Раскатисто, с удовольствием. И, кажется, был счастлив.
Посмеиваясь, он вновь отошел к стене, подальше от живой мишени.
Шутеру легкий успех не нужен. Кайф будет полный, а победа сладкая, если все делать по чесноку. Разве может сравниться компьютерная стрелялка с реальной жизнью? Точнее – смертью. Не может, он знает, он сравнивал.
Бандит примерился и метнул нож. Подобрал его с пола, снова отошел, примерился и метнул. И снова.
Как же ненавидела Танзиля эту сволочь! Ужасаясь близкой смерти – ненавидела! И это все, что она могла сделать.
Яшка пищал и метался на привязи под аккомпанемент обрывисто-резкого тюканья клинка о кафель, стол, холодильник…
Танзиля не хотела смотреть, она не хотела слушать. Скорее бы все закончилось, что ли.
Развернувшись на табурете боком, чтобы не видеть мерзости издевательства, она угнулась к коленям и спрятала лицо в ладони. И сквозь неплотно сжатые пальцы увидела электрошокер. Викин подарок. Мощный и стреляющий.
Он выглядывал из-под низенькой тумбочки, местом прописки электрического чайника, тостера, прихваток и подставок. Разлегшись в путанице проводов на полу возле плинтуса, шокер спокойно и тихо заряжался от розетки. Всего в полутора метрах от ее ног. Как она могла про это забыть, глупая корова?!
От нервного возбуждения заложило затылок, и пульс шарашил, казалось, уже во всем теле. Но иного шанса может не представиться, придется действовать с трясучкой под ложечкой и с задеревеневшими от страха мозгами. И затекшими от долгого сидения ногами. Ты же не намерена ждать, когда бандит тебя порешит, предварительно замучив до смерти крысу?
Стараясь двигаться неслышно и плавно, Танзиля съехала на краешек табурета, перенеся тяжесть тела на обе ступни. Табурет заскрипел, зашатался, Усмановна замерла. Бандюган, если шум и услышал, то значения не придал, поглощенный живодерским процессом. Хоть бы Яшка продержался еще чуток! Держись, милый! Я скоро!

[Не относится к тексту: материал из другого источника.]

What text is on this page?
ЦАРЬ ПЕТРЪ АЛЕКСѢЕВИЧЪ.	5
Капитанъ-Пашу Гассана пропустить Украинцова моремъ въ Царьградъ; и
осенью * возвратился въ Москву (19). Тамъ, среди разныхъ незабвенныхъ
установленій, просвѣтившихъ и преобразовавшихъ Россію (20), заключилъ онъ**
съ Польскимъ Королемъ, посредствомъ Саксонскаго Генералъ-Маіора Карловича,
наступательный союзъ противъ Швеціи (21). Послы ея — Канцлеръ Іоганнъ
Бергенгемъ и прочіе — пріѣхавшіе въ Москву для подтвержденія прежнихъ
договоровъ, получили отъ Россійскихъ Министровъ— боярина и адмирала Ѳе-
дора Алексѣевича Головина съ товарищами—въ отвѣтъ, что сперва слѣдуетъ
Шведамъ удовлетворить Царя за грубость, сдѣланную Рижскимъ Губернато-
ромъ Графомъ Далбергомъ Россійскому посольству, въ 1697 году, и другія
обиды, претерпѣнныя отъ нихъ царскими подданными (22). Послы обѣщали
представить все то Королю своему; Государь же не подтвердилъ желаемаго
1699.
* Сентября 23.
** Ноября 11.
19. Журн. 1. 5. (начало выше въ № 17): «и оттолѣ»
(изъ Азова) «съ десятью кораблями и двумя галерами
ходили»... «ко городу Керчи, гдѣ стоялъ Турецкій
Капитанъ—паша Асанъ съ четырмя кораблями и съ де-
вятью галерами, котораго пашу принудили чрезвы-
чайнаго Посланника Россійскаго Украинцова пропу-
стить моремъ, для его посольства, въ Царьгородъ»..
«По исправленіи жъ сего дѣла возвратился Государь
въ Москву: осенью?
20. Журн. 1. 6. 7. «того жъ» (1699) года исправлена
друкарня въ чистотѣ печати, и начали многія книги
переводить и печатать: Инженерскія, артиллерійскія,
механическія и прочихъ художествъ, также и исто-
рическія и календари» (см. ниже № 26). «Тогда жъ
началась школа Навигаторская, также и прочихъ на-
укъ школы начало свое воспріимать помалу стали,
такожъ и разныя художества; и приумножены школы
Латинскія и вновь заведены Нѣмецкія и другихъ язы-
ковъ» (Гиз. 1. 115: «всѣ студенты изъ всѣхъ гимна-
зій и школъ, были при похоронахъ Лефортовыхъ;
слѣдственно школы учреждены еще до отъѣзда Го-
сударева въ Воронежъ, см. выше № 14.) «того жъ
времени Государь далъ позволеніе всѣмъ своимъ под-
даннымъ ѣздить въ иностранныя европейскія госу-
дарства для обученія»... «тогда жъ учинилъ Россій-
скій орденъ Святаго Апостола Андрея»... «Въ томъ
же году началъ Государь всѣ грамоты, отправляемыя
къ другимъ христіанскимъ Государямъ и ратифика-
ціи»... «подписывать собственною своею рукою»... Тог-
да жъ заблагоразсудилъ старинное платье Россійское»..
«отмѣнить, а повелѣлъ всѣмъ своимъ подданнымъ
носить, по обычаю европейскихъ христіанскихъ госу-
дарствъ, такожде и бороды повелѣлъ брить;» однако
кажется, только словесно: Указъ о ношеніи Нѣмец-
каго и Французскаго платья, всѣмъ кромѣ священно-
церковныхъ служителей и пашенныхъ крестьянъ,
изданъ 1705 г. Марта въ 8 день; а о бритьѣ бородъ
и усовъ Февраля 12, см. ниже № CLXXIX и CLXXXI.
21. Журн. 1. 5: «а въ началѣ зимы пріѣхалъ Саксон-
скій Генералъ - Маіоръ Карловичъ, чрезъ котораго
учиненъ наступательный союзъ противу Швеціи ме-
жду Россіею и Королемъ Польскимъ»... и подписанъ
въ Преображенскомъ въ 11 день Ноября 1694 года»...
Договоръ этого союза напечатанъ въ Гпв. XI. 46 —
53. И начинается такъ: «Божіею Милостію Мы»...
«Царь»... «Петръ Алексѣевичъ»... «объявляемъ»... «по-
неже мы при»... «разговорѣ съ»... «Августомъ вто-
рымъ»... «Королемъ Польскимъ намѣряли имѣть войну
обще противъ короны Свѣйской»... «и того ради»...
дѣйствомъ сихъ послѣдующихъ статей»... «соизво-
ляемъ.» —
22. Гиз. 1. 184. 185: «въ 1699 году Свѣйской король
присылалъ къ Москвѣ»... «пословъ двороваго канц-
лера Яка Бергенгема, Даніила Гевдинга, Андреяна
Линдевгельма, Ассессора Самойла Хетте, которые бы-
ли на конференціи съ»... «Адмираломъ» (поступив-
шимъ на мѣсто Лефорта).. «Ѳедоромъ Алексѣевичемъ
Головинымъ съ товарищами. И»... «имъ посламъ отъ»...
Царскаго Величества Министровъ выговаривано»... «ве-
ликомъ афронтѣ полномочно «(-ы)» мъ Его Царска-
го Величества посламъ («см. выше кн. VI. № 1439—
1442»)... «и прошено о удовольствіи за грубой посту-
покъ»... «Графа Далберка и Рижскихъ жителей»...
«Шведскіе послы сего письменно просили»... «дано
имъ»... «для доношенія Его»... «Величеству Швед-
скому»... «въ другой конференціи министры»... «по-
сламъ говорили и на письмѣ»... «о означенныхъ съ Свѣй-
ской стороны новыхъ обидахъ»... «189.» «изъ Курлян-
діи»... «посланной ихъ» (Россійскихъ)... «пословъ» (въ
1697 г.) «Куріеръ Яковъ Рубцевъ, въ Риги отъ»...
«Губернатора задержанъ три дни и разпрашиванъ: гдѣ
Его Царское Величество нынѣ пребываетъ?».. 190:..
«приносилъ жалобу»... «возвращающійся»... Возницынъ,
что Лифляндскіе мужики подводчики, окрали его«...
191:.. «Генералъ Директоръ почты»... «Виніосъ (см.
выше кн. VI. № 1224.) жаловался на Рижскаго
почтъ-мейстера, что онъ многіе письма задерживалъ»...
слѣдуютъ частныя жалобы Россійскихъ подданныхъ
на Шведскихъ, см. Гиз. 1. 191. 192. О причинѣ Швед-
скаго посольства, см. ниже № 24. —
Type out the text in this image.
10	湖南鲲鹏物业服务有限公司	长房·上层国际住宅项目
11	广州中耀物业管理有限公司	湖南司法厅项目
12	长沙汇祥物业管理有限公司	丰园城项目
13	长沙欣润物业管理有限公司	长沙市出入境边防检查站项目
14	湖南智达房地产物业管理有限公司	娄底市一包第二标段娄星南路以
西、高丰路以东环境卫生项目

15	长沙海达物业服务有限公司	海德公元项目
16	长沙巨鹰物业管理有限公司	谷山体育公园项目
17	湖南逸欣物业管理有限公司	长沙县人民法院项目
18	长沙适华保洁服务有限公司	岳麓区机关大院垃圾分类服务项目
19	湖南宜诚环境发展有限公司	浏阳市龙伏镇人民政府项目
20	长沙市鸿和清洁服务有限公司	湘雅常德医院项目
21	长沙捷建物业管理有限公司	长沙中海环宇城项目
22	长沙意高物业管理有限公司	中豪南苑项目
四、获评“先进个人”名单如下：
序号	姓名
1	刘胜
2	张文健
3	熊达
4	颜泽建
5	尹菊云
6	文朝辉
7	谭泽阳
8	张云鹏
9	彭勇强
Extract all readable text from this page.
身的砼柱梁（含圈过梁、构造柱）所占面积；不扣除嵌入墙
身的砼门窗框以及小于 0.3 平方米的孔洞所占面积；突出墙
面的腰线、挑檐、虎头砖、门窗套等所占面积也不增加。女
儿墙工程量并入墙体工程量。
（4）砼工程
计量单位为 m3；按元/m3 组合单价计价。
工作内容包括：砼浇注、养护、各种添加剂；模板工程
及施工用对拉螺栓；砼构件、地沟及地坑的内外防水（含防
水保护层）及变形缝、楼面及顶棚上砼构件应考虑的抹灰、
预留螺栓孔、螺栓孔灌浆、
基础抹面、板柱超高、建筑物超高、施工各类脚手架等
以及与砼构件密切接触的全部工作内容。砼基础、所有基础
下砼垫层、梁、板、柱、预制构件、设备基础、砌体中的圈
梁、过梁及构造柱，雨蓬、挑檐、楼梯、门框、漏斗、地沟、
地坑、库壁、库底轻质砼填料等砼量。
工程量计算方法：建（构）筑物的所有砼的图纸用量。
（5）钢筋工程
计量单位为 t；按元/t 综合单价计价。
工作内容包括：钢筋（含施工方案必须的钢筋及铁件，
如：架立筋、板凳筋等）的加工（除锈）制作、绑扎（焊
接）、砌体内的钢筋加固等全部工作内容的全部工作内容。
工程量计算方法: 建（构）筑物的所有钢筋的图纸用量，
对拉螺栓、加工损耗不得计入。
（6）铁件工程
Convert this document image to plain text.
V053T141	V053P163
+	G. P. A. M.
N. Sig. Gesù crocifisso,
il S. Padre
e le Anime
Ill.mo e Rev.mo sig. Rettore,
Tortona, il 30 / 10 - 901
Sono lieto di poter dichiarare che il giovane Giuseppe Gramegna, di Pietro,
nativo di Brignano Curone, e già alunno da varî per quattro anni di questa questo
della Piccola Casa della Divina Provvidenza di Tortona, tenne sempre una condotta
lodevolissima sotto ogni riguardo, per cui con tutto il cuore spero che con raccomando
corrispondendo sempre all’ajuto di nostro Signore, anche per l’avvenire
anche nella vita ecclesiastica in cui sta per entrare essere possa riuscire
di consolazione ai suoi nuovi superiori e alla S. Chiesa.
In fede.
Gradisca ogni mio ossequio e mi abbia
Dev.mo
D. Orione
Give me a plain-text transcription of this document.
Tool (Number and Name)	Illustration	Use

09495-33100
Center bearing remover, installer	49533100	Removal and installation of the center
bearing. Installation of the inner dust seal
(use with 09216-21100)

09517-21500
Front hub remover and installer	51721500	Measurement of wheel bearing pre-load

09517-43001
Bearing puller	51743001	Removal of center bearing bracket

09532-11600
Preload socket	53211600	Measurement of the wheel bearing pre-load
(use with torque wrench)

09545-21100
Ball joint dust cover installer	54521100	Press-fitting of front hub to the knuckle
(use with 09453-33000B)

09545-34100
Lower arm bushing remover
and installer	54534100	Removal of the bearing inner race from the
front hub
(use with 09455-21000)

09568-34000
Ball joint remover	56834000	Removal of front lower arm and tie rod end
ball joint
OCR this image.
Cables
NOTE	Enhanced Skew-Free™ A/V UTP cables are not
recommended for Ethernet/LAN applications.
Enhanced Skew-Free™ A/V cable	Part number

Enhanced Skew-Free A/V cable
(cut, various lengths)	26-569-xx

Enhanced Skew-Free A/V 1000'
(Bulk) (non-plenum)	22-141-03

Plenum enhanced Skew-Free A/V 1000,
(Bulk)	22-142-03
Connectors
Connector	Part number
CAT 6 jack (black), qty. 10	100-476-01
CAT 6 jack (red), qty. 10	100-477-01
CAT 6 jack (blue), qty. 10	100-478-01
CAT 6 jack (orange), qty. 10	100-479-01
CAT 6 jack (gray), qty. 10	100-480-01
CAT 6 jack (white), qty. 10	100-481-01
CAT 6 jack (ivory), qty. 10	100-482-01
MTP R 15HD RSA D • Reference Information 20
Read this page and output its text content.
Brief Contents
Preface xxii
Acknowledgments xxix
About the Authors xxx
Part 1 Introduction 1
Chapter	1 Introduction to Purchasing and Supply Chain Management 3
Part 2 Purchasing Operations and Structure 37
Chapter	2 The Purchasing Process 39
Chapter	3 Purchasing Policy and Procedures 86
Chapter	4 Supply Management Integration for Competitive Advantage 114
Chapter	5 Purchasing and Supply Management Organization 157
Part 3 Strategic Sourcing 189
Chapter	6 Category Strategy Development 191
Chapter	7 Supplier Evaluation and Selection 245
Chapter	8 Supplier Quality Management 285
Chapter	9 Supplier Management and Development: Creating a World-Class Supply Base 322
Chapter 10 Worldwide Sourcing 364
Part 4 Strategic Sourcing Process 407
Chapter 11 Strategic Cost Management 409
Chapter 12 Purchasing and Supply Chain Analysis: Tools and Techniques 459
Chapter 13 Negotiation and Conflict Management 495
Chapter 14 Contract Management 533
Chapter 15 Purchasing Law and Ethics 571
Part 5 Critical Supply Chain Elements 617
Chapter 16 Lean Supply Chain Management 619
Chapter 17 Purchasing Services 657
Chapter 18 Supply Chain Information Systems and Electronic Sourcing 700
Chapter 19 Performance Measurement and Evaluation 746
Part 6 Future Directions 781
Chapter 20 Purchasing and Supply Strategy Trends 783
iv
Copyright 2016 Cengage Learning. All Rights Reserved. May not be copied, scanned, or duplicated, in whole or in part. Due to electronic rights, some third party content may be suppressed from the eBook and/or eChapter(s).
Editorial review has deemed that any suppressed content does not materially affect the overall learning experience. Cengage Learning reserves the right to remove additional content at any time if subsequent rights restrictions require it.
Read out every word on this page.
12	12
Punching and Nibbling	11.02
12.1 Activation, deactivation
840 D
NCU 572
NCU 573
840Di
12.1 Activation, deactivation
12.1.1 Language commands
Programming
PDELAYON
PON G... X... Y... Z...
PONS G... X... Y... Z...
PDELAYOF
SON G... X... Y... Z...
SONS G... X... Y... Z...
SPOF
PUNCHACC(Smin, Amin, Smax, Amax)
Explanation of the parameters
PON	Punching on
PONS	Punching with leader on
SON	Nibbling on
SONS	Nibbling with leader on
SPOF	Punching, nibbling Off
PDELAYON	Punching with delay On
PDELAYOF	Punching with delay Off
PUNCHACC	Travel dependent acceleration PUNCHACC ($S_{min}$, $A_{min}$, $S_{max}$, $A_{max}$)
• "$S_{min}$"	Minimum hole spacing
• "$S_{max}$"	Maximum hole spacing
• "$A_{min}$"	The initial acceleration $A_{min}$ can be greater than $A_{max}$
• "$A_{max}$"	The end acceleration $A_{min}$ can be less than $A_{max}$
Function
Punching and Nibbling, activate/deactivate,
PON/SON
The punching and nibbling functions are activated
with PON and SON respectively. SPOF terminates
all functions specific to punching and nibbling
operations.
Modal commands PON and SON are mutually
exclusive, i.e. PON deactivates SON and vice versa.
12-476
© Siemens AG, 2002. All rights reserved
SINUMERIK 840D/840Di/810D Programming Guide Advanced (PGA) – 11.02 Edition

Какая она все-таки дура, что попросилась сесть на табурет. Если бы валялась на полу, все было бы значительно проще.
Осторожно косясь в сторону кайфующего отморозка, Танзиля начала медленно выдвигать ногу влево, опираясь плечом на подоконник, задернутый занавеской. Она выждет момент, когда бандит направится подбирать нож, и сделает бросок. Сейчас главное опору не потерять, не свалиться с грохотом, иначе…
Кольца на карнизной штанге с сухим треском стукнулись друг о друга, и Бурундучина моментально развернулся как по команде «кругом». Он верно оценил застывшую в неудобной позе фигуру пленницы, балансирующей на табурете, и ее ногу, простертую к тумбочке, на которой громоздилась мелкая кухонная прилада.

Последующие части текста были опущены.